Pese al avance, se trata de un porcentaje de refinanciación aún insuficiente, si se tiene en cuenta que el acuerdo suscripto con el FMI y los planes financieros allí comprometidos contemplan hacia adelante la renovación total de este pasivo de corto plazo.

La adhesión consignada surge de considerar las tres emisiones que hizo en julio (frente a las dos usuales), lo que deja a la vista que acudió a algunos trucos para mejorarla.

El más destacado fue la colocación extra de comienzos de mes que se ofreció como opción de canje para los tenedores de Lebac, en un intento por reducir más la masa de esa deuda y restarle otra vía de alimentación a la corrida cambiaria. Esa emisión le permitió capturar el equivalente a US$514 millones, US$295 millones de los cuales se integraron en esos títulos del Banco Central (BCRA).

El balance del mes, considerando las tres emisiones e incluyendo la realizada ayer por US$400 millones, muestra que el Gobierno capturó US$1336 millones (recibió ofertas por US$1554 millones) con la emisión de nuevas LETE, una cifra que no bastó para cubrir los US$1700 millones que vencían, pero sirvió para achicar la brecha que se venía abriendo entre las facturas a pagar y lo que se recaudaba para hacerlo en los últimos meses.

La subasta del día fue por la reapertura de una LETE con vencimiento el 25 de enero (a 182 días) que se ofreció a los inversores a un precio máximo indicativo de US$982,13 por lámina de US$1000, equivalente una tasa del 3,65% anual. El título, que atrajo 6497 pedidos de compra por US$486 millones (de los que fueron adjudicados US$400 millones, con un factor de prorrateo del 55,57% para las órdenes a precio), se terminó colocando a US$981,64 sobre US$1000, es decir, a una tasa del 3,75% anual.

Para los analistas, el resultado de la licitación fue bueno, en especial porque temían una menor demanda. “La baja del dólar restaba atractivo a la colocación, incluso a la suscripción en pesos, ya que el valor de referencia del martes, de $27,4892, fue superior al de $27,3592 vigente hoy [por ayer], y eso es algo que suele afectar la demanda de los fondos de inversión que tienen capacidad de acceso al dólar a valor mayorista”, explicó el economista José Echagüe, jefe de estrategia de Consultatio.

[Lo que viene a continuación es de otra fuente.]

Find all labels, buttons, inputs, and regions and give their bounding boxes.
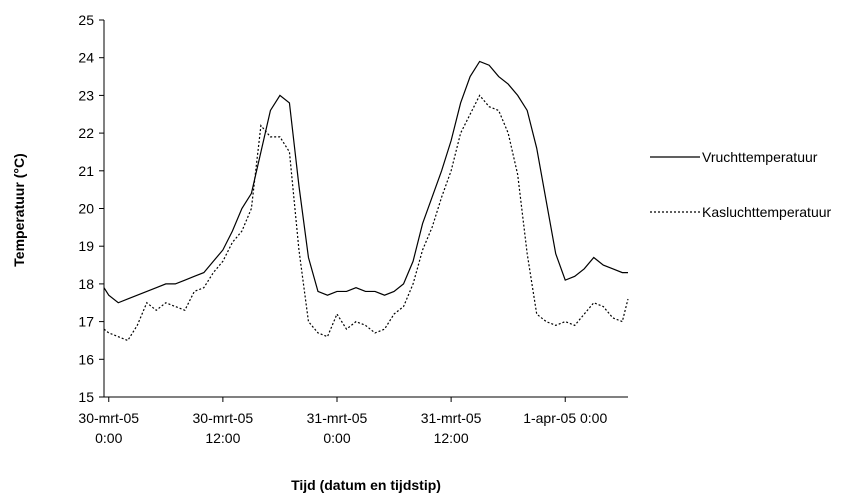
y-tick-label: 21 (78, 163, 94, 179)
x-axis-title: Tijd (datum en tijdstip) (291, 477, 441, 493)
x-tick-label-line: 30-mrt-05 (193, 410, 254, 426)
y-tick-label: 22 (78, 125, 94, 141)
x-tick-label: 1-apr-05 0:00 (523, 410, 607, 426)
x-tick-label: 30-mrt-05 0:00 (78, 410, 139, 446)
x-tick-label: 30-mrt-05 12:00 (193, 410, 254, 446)
y-tick-label: 18 (78, 276, 94, 292)
series-line (103, 60, 628, 304)
y-tick-label: 24 (78, 50, 94, 66)
y-tick-label: 20 (78, 201, 94, 217)
y-tick-label: 17 (78, 314, 94, 330)
x-tick-label-line: 12:00 (434, 430, 469, 446)
x-tick-label-line: 12:00 (205, 430, 240, 446)
y-tick-label: 23 (78, 87, 94, 103)
y-tick-label: 15 (78, 389, 94, 405)
x-tick-label-line: 31-mrt-05 (307, 410, 368, 426)
x-tick-label: 31-mrt-05 0:00 (307, 410, 368, 446)
y-tick-label: 25 (78, 12, 94, 28)
x-tick-label-line: 1-apr-05 0:00 (523, 410, 607, 426)
y-tick-label: 16 (78, 351, 94, 367)
y-tick-label: 19 (78, 238, 94, 254)
y-axis-title: Temperatuur (°C) (11, 153, 27, 266)
x-tick-label: 31-mrt-05 12:00 (421, 410, 482, 446)
x-tick-label-line: 31-mrt-05 (421, 410, 482, 426)
x-tick-label-line: 0:00 (323, 430, 350, 446)
x-tick-label-line: 0:00 (95, 430, 122, 446)
legend-label: Kasluchttemperatuur (702, 204, 832, 220)
series-line (103, 94, 629, 342)
x-tick-label-line: 30-mrt-05 (78, 410, 139, 426)
legend-label: Vruchttemperatuur (702, 149, 818, 165)
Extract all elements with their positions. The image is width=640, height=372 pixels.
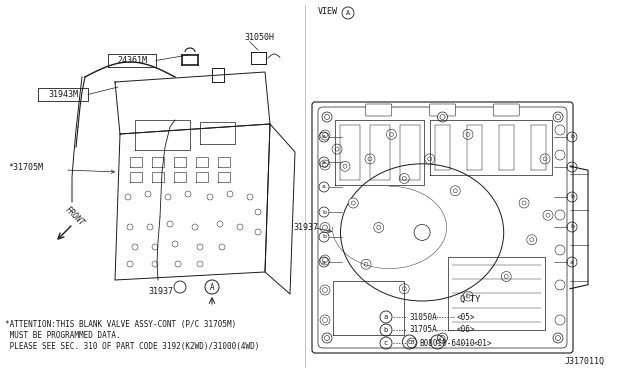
Text: Q'TY: Q'TY (460, 295, 481, 304)
FancyBboxPatch shape (365, 104, 392, 116)
Circle shape (501, 272, 511, 282)
Circle shape (451, 186, 460, 196)
Text: *ATTENTION:THIS BLANK VALVE ASSY-CONT (P/C 31705M): *ATTENTION:THIS BLANK VALVE ASSY-CONT (P… (5, 320, 236, 328)
Text: 31705A: 31705A (410, 326, 438, 334)
Text: <05>: <05> (457, 312, 476, 321)
Text: VIEW: VIEW (318, 7, 338, 16)
FancyBboxPatch shape (429, 104, 456, 116)
Text: a: a (322, 185, 326, 189)
Text: B: B (410, 340, 413, 346)
Circle shape (555, 280, 565, 290)
Circle shape (463, 129, 473, 140)
Text: 31937: 31937 (148, 287, 173, 296)
Text: c: c (435, 339, 439, 345)
Circle shape (555, 245, 565, 255)
Circle shape (332, 144, 342, 154)
Text: <01>: <01> (474, 339, 493, 347)
Text: a: a (570, 164, 574, 170)
Text: b: b (570, 224, 574, 230)
Circle shape (555, 150, 565, 160)
Circle shape (399, 284, 409, 294)
Text: b: b (570, 195, 574, 199)
Text: J317011Q: J317011Q (565, 357, 605, 366)
Circle shape (320, 160, 330, 170)
Circle shape (553, 333, 563, 343)
Text: b: b (570, 135, 574, 140)
Text: a: a (384, 314, 388, 320)
Text: B08010-64010: B08010-64010 (419, 339, 474, 347)
Circle shape (527, 235, 537, 245)
Circle shape (463, 291, 473, 301)
Circle shape (320, 130, 330, 140)
Text: a: a (322, 135, 326, 140)
Circle shape (438, 333, 447, 343)
Circle shape (320, 222, 330, 232)
Circle shape (553, 112, 563, 122)
FancyBboxPatch shape (493, 104, 519, 116)
Text: 31943M: 31943M (48, 90, 78, 99)
Circle shape (320, 255, 330, 265)
Text: 31050A: 31050A (410, 312, 438, 321)
Text: PLEASE SEE SEC. 310 OF PART CODE 3192(K2WD)/31000(4WD): PLEASE SEE SEC. 310 OF PART CODE 3192(K2… (5, 341, 259, 350)
Circle shape (555, 210, 565, 220)
Circle shape (320, 315, 330, 325)
Text: <06>: <06> (457, 326, 476, 334)
Text: c: c (384, 340, 388, 346)
Text: A: A (346, 10, 350, 16)
Circle shape (555, 315, 565, 325)
Circle shape (540, 154, 550, 164)
Text: c: c (408, 339, 412, 345)
Circle shape (519, 198, 529, 208)
Text: b: b (322, 234, 326, 240)
Circle shape (365, 154, 375, 164)
Circle shape (322, 333, 332, 343)
Text: b: b (384, 327, 388, 333)
Circle shape (387, 129, 397, 140)
Circle shape (543, 210, 553, 220)
Circle shape (438, 112, 447, 122)
Circle shape (399, 173, 409, 183)
Circle shape (425, 154, 435, 164)
Circle shape (348, 198, 358, 208)
Circle shape (340, 161, 350, 171)
Text: A: A (210, 282, 214, 292)
Circle shape (361, 259, 371, 269)
Text: 24361M: 24361M (117, 56, 147, 65)
Text: MUST BE PROGRAMMED DATA.: MUST BE PROGRAMMED DATA. (5, 330, 120, 340)
Text: a: a (322, 160, 326, 164)
Text: a: a (570, 260, 574, 264)
Text: 31050H: 31050H (244, 33, 274, 42)
Circle shape (320, 285, 330, 295)
Text: b: b (322, 209, 326, 215)
Circle shape (555, 125, 565, 135)
Text: FRONT: FRONT (63, 205, 86, 228)
Circle shape (322, 112, 332, 122)
Text: a: a (322, 260, 326, 264)
Text: 31937: 31937 (293, 223, 318, 232)
Text: *31705M: *31705M (8, 163, 43, 172)
Circle shape (374, 222, 384, 232)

“Y hay que tener en cuenta que los rendimientos de estas mismas letras en el mercado están unos 100 puntos por encima. Es decir, en esta ocasión no había un atractivo de precio para entrar, como sí lo hubo en las ofertas para suscribir el bono dual”, insistió, para confirmar su positiva evaluación del test.

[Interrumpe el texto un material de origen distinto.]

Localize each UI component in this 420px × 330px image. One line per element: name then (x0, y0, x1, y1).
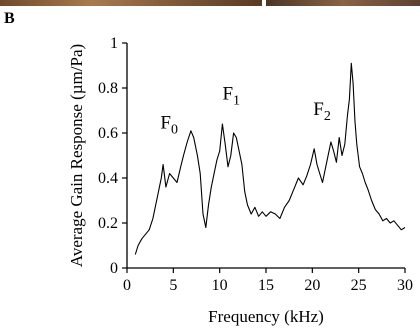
peak-label: F0 (160, 113, 178, 138)
labels: F0 F1 F2 Frequency (kHz) Average Gain Respon… (67, 44, 331, 326)
x-tick-label: 25 (351, 277, 367, 294)
y-tick-label: 0 (110, 260, 118, 277)
peak-label: F2 (313, 99, 331, 124)
y-tick-label: 0.8 (98, 80, 118, 97)
photo-right (266, 0, 420, 6)
x-tick-label: 5 (169, 277, 177, 294)
axes (126, 43, 405, 269)
peak-label: F1 (222, 83, 240, 108)
y-tick-label: 0.6 (98, 125, 118, 142)
marks (134, 62, 406, 255)
y-tick-label: 0.2 (98, 215, 118, 232)
photo-strip (0, 0, 420, 6)
x-tick-label: 15 (258, 277, 274, 294)
x-tick-label: 10 (212, 277, 228, 294)
x-tick-label: 20 (304, 277, 320, 294)
y-tick-label: 1 (110, 35, 118, 52)
ticks: 0 5 10 15 20 25 30 0 0.2 0.4 0.6 0.8 1 (98, 35, 413, 294)
x-tick-label: 0 (123, 277, 131, 294)
x-tick-label: 30 (397, 277, 413, 294)
photo-left (0, 0, 262, 6)
x-axis-label: Frequency (kHz) (208, 307, 324, 326)
response-line (134, 62, 406, 255)
panel-label: B (4, 10, 15, 27)
y-axis-label: Average Gain Response (µm/Pa) (67, 44, 86, 267)
y-tick-label: 0.4 (98, 170, 118, 187)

“Esta semana vencían US$500 millones, recibieron ofertas por 486 millones y tomaron 400 millones para cuidar la tasa. Un buen resultado que debería impulsar a los bonos”, juzgó por Twitter Juan José Vázquez, analista de Cohen.

La refinanciación de las LETE pasó a ser seguida con atención dado que, hasta fin de año, el Tesoro enfrenta vencimientos por unos US$9500 millones. Se trata de un dato importante, toda vez que el acuerdo con el FMI -y los presupuestos financieros allí contenidos- considera que es dinero renovable al 100%, es decir que el Tesoro no tendría que sacar de su billetera, sino que pagaría lo que va venciendo usando lo que toma de los inversores.

Claro que si ese supuesto no se cumpliera, habría que buscar la forma de suplantar ese ingreso: precisamente eso es lo que tiene expectantes a los inversores. Aun así, en el mercado creen que el margen de maniobra del Tesoro es mayor que el que tenía y tiene el BCRA con las Lebac, dado que se trata de títulos poco operados en el mercado y aún valorados por los ahorristas, que ven en ellos una opción para triplicar la renta del 1% promedio que ofrece un plazo fijo en dólares.